Answer: Even if your daughter seems bright and mature, I think it is unwise to leave her alone. Knowing what to do to be safe does not necessarily mean she would apply that knowledge in a highly stressful or frightening situation. For example, in case of a fire or household accident, emotions take over -- especially for a child so young. Or if someone came to the door, they might convince your daughter it's safe to let them in; many parents have been surprised at how easily their young child can be persuaded by strangers to violate the rules parents thought the child knew.
Also, it is important to attend to your daughter's own uneasiness about being left alone. One of our most important tasks as parents is to give our young children a feeling of security. One way to do that is to demonstrate an unwavering commitment to keep them safe.

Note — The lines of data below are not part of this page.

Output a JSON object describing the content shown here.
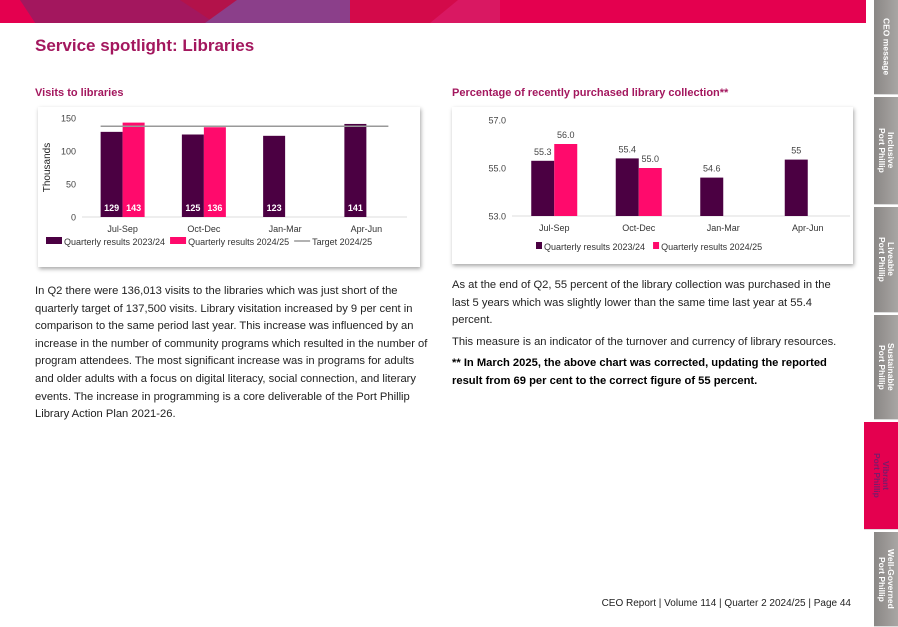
{
  "page": {
    "title": "Service spotlight: Libraries",
    "footer": "CEO Report | Volume 114  | Quarter 2 2024/25 | Page 44"
  },
  "tabs": [
    {
      "label": "CEO message"
    },
    {
      "label": "Inclusive\nPort Phillip"
    },
    {
      "label": "Liveable\nPort Phillip"
    },
    {
      "label": "Sustainable\nPort Phillip"
    },
    {
      "label": "Vibrant\nPort Phillip"
    },
    {
      "label": "Well-Governed\nPort Phillip"
    }
  ],
  "left": {
    "subtitle": "Visits to libraries",
    "text": "In Q2 there were 136,013 visits to the libraries which was just short of the quarterly target of 137,500 visits. Library visitation increased by 9 per cent in comparison to the same period last year. This increase was influenced by an increase in the number of community programs which resulted in the number of program attendees. The most significant increase was in programs for adults and older adults with a focus on digital literacy, social connection, and literary events. The increase in programming is a core deliverable of the Port Phillip Library Action Plan 2021-26."
  },
  "right": {
    "subtitle": "Percentage of recently purchased library collection**",
    "text1": "As at the end of Q2, 55 percent of the library collection was purchased in the last 5 years which was slightly lower than the same time last year at 55.4 percent.",
    "text2": "This measure is an indicator of the turnover and currency of library resources.",
    "text3": "** In March 2025, the above chart was corrected, updating the reported result from 69 per cent to the correct figure of 55 percent."
  },
  "chart_data": [
    {
      "type": "bar",
      "title": "Visits to libraries",
      "ylabel": "Thousands",
      "ylim": [
        0,
        150
      ],
      "yticks": [
        "0",
        "50",
        "100",
        "150"
      ],
      "categories": [
        "Jul-Sep",
        "Oct-Dec",
        "Jan-Mar",
        "Apr-Jun"
      ],
      "series": [
        {
          "name": "Quarterly results 2023/24",
          "color": "#4b0042",
          "values": [
            129,
            125,
            123,
            141
          ],
          "labels": [
            "129",
            "125",
            "123",
            "141"
          ]
        },
        {
          "name": "Quarterly results 2024/25",
          "color": "#ff0a6c",
          "values": [
            143,
            136,
            null,
            null
          ],
          "labels": [
            "143",
            "136",
            "",
            ""
          ]
        }
      ],
      "target": {
        "name": "Target 2024/25",
        "value": 137.5,
        "color": "#999999"
      }
    },
    {
      "type": "bar",
      "title": "Percentage of recently purchased library collection**",
      "ylim": [
        53,
        57
      ],
      "yticks": [
        "53.0",
        "55.0",
        "57.0"
      ],
      "categories": [
        "Jul-Sep",
        "Oct-Dec",
        "Jan-Mar",
        "Apr-Jun"
      ],
      "series": [
        {
          "name": "Quarterly results 2023/24",
          "color": "#4b0042",
          "values": [
            55.3,
            55.4,
            54.6,
            55.35
          ],
          "labels": [
            "55.3",
            "55.4",
            "54.6",
            "55"
          ]
        },
        {
          "name": "Quarterly results 2024/25",
          "color": "#ff0a6c",
          "values": [
            56.0,
            55.0,
            null,
            null
          ],
          "labels": [
            "56.0",
            "55.0",
            "",
            ""
          ]
        }
      ]
    }
  ]
}
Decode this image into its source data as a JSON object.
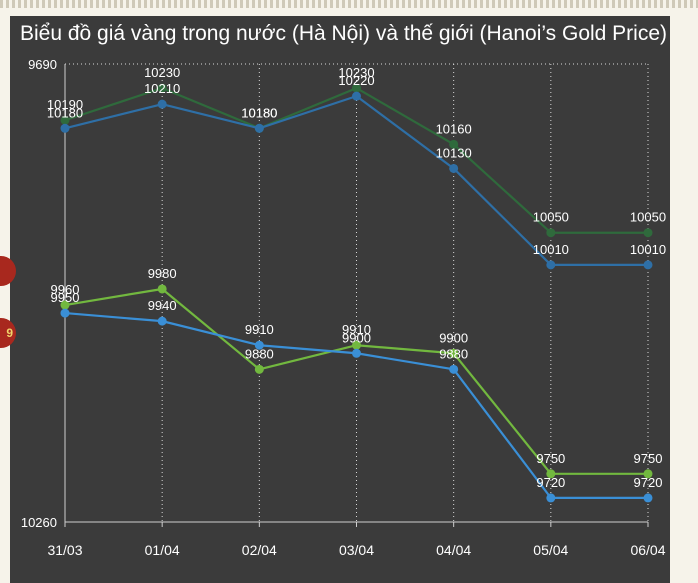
{
  "title": "Biểu đồ giá vàng trong nước (Hà Nội) và thế giới (Hanoi’s Gold Price)",
  "side_badges": [
    "",
    "9"
  ],
  "colors": {
    "panel": "#3b3b3b",
    "dark_green": "#2f6a3c",
    "light_green": "#72b83f",
    "blue": "#3a8fd6",
    "badge": "#a8281e"
  },
  "chart_data": {
    "type": "line",
    "categories": [
      "31/03",
      "01/04",
      "02/04",
      "03/04",
      "04/04",
      "05/04",
      "06/04"
    ],
    "ylim": [
      9690,
      10260
    ],
    "ytick_labels": [
      "9690",
      "10260"
    ],
    "grid": true,
    "series": [
      {
        "color": "#2f6a3c",
        "values": [
          10190,
          10230,
          10180,
          10230,
          10160,
          10050,
          10050
        ]
      },
      {
        "color": "#2e6fa6",
        "values": [
          10180,
          10210,
          10180,
          10220,
          10130,
          10010,
          10010
        ]
      },
      {
        "color": "#72b83f",
        "values": [
          9960,
          9980,
          9880,
          9910,
          9900,
          9750,
          9750
        ]
      },
      {
        "color": "#3a8fd6",
        "values": [
          9950,
          9940,
          9910,
          9900,
          9880,
          9720,
          9720
        ]
      }
    ]
  }
}
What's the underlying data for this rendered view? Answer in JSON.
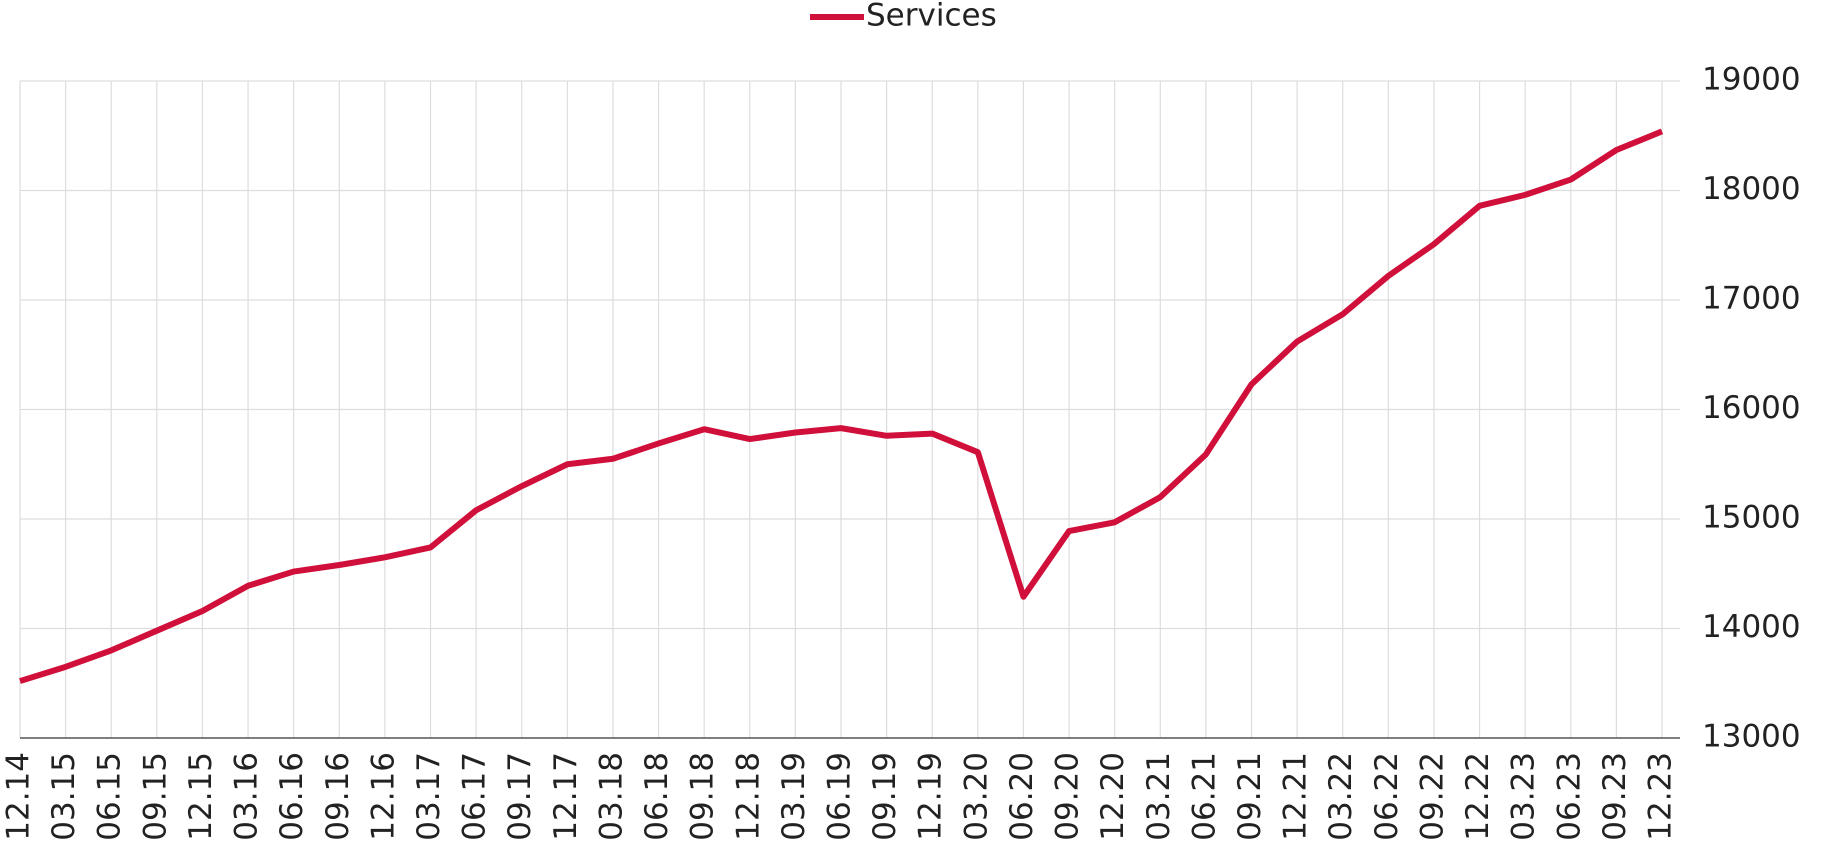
{
  "chart_data": {
    "type": "line",
    "categories": [
      "12.14",
      "03.15",
      "06.15",
      "09.15",
      "12.15",
      "03.16",
      "06.16",
      "09.16",
      "12.16",
      "03.17",
      "06.17",
      "09.17",
      "12.17",
      "03.18",
      "06.18",
      "09.18",
      "12.18",
      "03.19",
      "06.19",
      "09.19",
      "12.19",
      "03.20",
      "06.20",
      "09.20",
      "12.20",
      "03.21",
      "06.21",
      "09.21",
      "12.21",
      "03.22",
      "06.22",
      "09.22",
      "12.22",
      "03.23",
      "06.23",
      "09.23",
      "12.23"
    ],
    "series": [
      {
        "name": "Services",
        "color": "#d0103a",
        "values": [
          13520,
          13650,
          13800,
          13980,
          14160,
          14390,
          14520,
          14580,
          14650,
          14740,
          15080,
          15300,
          15500,
          15550,
          15690,
          15820,
          15730,
          15790,
          15830,
          15760,
          15780,
          15610,
          14290,
          14890,
          14970,
          15200,
          15590,
          16230,
          16620,
          16870,
          17220,
          17510,
          17860,
          17960,
          18100,
          18370,
          18540
        ]
      }
    ],
    "ylim": [
      13000,
      19000
    ],
    "yticks": [
      13000,
      14000,
      15000,
      16000,
      17000,
      18000,
      19000
    ],
    "grid": true,
    "legend": "top"
  }
}
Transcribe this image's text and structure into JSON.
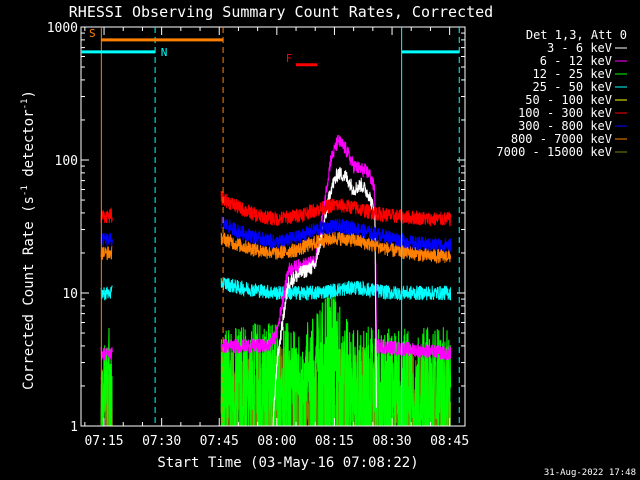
{
  "chart_data": {
    "type": "line",
    "title": "RHESSI Observing Summary Count Rates, Corrected",
    "xlabel": "Start Time (03-May-16 07:08:22)",
    "ylabel_main": "Corrected Count Rate (s",
    "ylabel_sup1": "-1",
    "ylabel_mid": " detector",
    "ylabel_sup2": "-1",
    "ylabel_end": ")",
    "yscale": "log",
    "ylim": [
      1,
      1000
    ],
    "xlim_minutes": [
      429,
      529
    ],
    "y_ticks": [
      {
        "value": 1,
        "label": "1"
      },
      {
        "value": 10,
        "label": "10"
      },
      {
        "value": 100,
        "label": "100"
      },
      {
        "value": 1000,
        "label": "1000"
      }
    ],
    "x_ticks": [
      {
        "minute": 435,
        "label": "07:15"
      },
      {
        "minute": 450,
        "label": "07:30"
      },
      {
        "minute": 465,
        "label": "07:45"
      },
      {
        "minute": 480,
        "label": "08:00"
      },
      {
        "minute": 495,
        "label": "08:15"
      },
      {
        "minute": 510,
        "label": "08:30"
      },
      {
        "minute": 525,
        "label": "08:45"
      }
    ],
    "legend_header": "Det 1,3, Att 0",
    "timestamp": "31-Aug-2022 17:48",
    "series": [
      {
        "name": "3 - 6 keV",
        "color": "#ffffff"
      },
      {
        "name": "6 - 12 keV",
        "color": "#ff00ff"
      },
      {
        "name": "12 - 25 keV",
        "color": "#00ff00"
      },
      {
        "name": "25 - 50 keV",
        "color": "#00ffff"
      },
      {
        "name": "50 - 100 keV",
        "color": "#ffff00"
      },
      {
        "name": "100 - 300 keV",
        "color": "#ff0000"
      },
      {
        "name": "300 - 800 keV",
        "color": "#0000ff"
      },
      {
        "name": "800 - 7000 keV",
        "color": "#ff8000"
      },
      {
        "name": "7000 - 15000 keV",
        "color": "#808000"
      }
    ],
    "segments": [
      [
        434.2,
        437.2
      ],
      [
        465.5,
        525.3
      ]
    ],
    "levels": [
      {
        "series": "100 - 300 keV",
        "pre": 38,
        "points": [
          [
            465.5,
            52
          ],
          [
            470,
            44
          ],
          [
            475,
            38
          ],
          [
            480,
            36
          ],
          [
            485,
            38
          ],
          [
            490,
            42
          ],
          [
            495,
            46
          ],
          [
            500,
            44
          ],
          [
            505,
            40
          ],
          [
            510,
            38
          ],
          [
            515,
            37
          ],
          [
            520,
            36
          ],
          [
            525.3,
            36
          ]
        ]
      },
      {
        "series": "300 - 800 keV",
        "pre": 25,
        "points": [
          [
            465.5,
            34
          ],
          [
            470,
            29
          ],
          [
            475,
            26
          ],
          [
            480,
            24
          ],
          [
            485,
            26
          ],
          [
            490,
            30
          ],
          [
            495,
            32
          ],
          [
            500,
            31
          ],
          [
            505,
            28
          ],
          [
            510,
            26
          ],
          [
            515,
            24
          ],
          [
            520,
            23
          ],
          [
            525.3,
            23
          ]
        ]
      },
      {
        "series": "800 - 7000 keV",
        "pre": 20,
        "points": [
          [
            465.5,
            26
          ],
          [
            470,
            23
          ],
          [
            475,
            21
          ],
          [
            480,
            20
          ],
          [
            485,
            21
          ],
          [
            490,
            24
          ],
          [
            495,
            26
          ],
          [
            500,
            25
          ],
          [
            505,
            23
          ],
          [
            510,
            21
          ],
          [
            515,
            20
          ],
          [
            520,
            19
          ],
          [
            525.3,
            19
          ]
        ]
      },
      {
        "series": "25 - 50 keV",
        "pre": 10,
        "points": [
          [
            465.5,
            12
          ],
          [
            470,
            11
          ],
          [
            480,
            10
          ],
          [
            490,
            10
          ],
          [
            500,
            11
          ],
          [
            510,
            10
          ],
          [
            525.3,
            10
          ]
        ]
      },
      {
        "series": "6 - 12 keV",
        "pre": 3.5,
        "points": [
          [
            465.5,
            4
          ],
          [
            478,
            4
          ],
          [
            480,
            5
          ],
          [
            483,
            15
          ],
          [
            486,
            16
          ],
          [
            490,
            17
          ],
          [
            492,
            40
          ],
          [
            494,
            100
          ],
          [
            496,
            140
          ],
          [
            498,
            120
          ],
          [
            500,
            90
          ],
          [
            502,
            85
          ],
          [
            504,
            80
          ],
          [
            505.5,
            60
          ],
          [
            506,
            4
          ],
          [
            525.3,
            3.5
          ]
        ]
      },
      {
        "series": "3 - 6 keV",
        "pre": 0,
        "points": [
          [
            479,
            1
          ],
          [
            480,
            3
          ],
          [
            483,
            12
          ],
          [
            486,
            14
          ],
          [
            490,
            16
          ],
          [
            492,
            30
          ],
          [
            494,
            60
          ],
          [
            496,
            80
          ],
          [
            498,
            75
          ],
          [
            500,
            60
          ],
          [
            502,
            65
          ],
          [
            504,
            55
          ],
          [
            505.5,
            40
          ],
          [
            506,
            1
          ]
        ]
      },
      {
        "series": "12 - 25 keV",
        "pre": 2.5,
        "points": [
          [
            465.5,
            2.5
          ],
          [
            490,
            3
          ],
          [
            494,
            6
          ],
          [
            496,
            4
          ],
          [
            500,
            2.5
          ],
          [
            525.3,
            2.5
          ]
        ]
      },
      {
        "series": "7000 - 15000 keV",
        "pre": 1.8,
        "points": [
          [
            465.5,
            1.8
          ],
          [
            525.3,
            1.8
          ]
        ]
      }
    ],
    "annotations": [
      {
        "label": "S",
        "color": "#ff8000",
        "start": 434.3,
        "end": 466,
        "level": 800
      },
      {
        "label": "N",
        "color": "#00ffff",
        "start": 429,
        "end": 448.3,
        "level": 650
      },
      {
        "label": "N",
        "color": "#00ffff",
        "start": 512.5,
        "end": 527.5,
        "level": 650,
        "hide_label": true
      },
      {
        "label": "F",
        "color": "#ff0000",
        "start": 485,
        "end": 490.5,
        "level": 520
      }
    ],
    "vlines": [
      {
        "minute": 434.3,
        "color": "#ff8000",
        "dash": false
      },
      {
        "minute": 466,
        "color": "#ff8000",
        "dash": true
      },
      {
        "minute": 448.3,
        "color": "#00ffff",
        "dash": true
      },
      {
        "minute": 512.5,
        "color": "#00ffff",
        "dash": false
      },
      {
        "minute": 527.5,
        "color": "#00ffff",
        "dash": true
      }
    ]
  }
}
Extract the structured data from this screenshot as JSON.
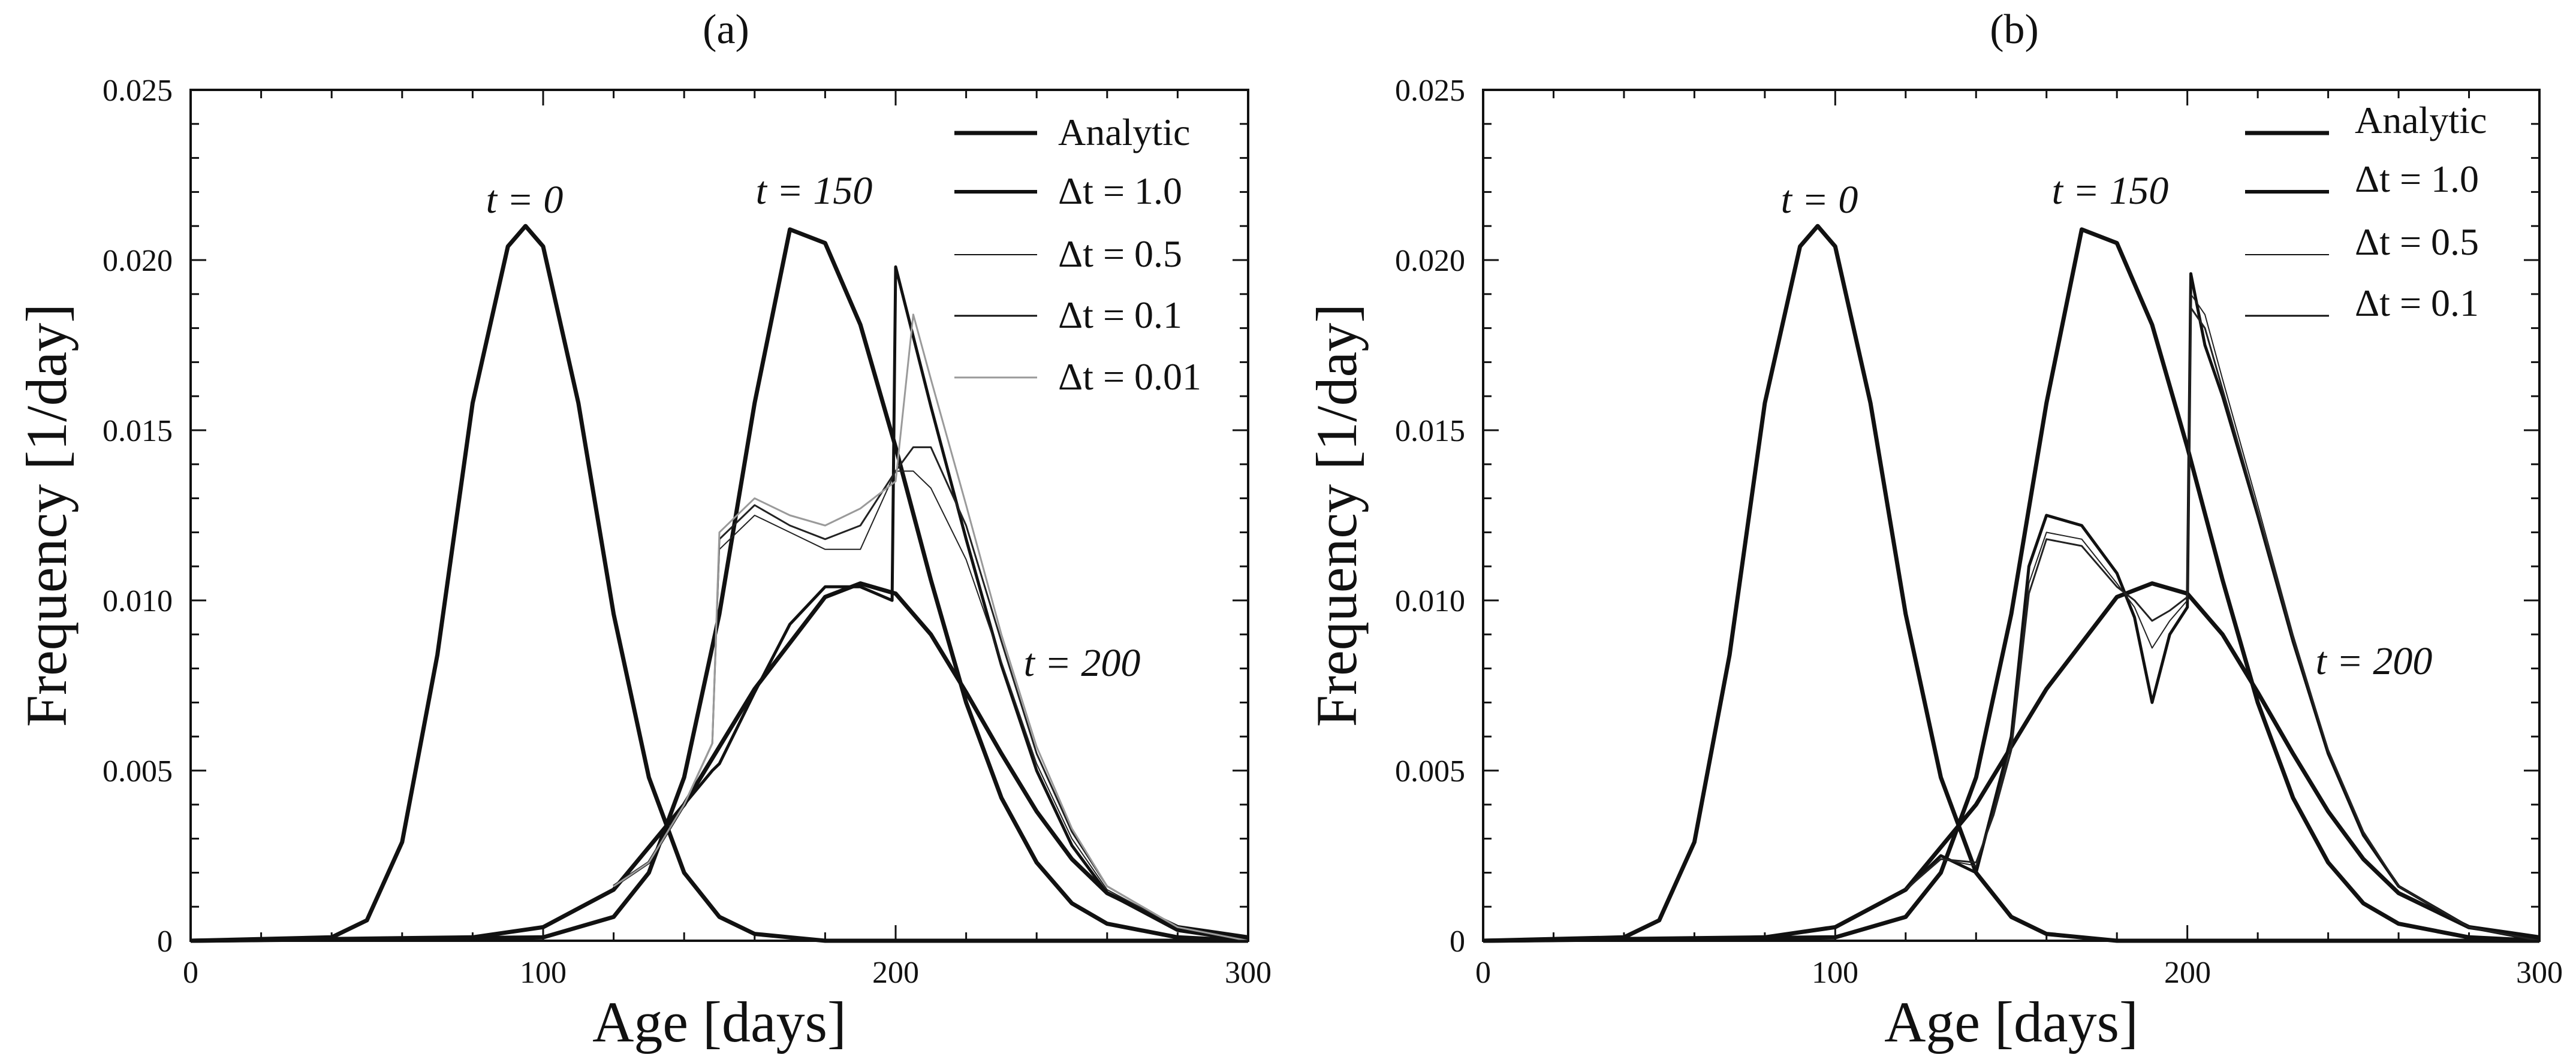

Recognizing that a regular exercise regimen is important to you, I suggest you consider some alternatives that would take your daughter's comfort and safety into account. For example, how about biking or skating outdoors with your daughter on the weekends –- or swimming with her at a local Y or health club? (This would serve the added purpose of engaging her in physical activity, a key to health and wellbeing for people of all ages.)
Or perhaps a neighborhood teenager could care for your daughter on Sunday evenings while you take your 30-minute run. Or you could arrange a play date for your daughter at the home of another child in the neighborhood while you run, then reciprocate at another time to give those parents a break. Another option would be to use a treadmill or mini-trampoline to exercise at home after your daughter's bedtime.
Whatever alternative you choose, know that this is in your own self-interest as well as your daughter's. If anything happened to your daughter while left alone at your house, you would never forgive yourself. More positively stated, by keeping her safe and respecting her feelings, you are laying the foundation for a strong, positive relationship as she matures.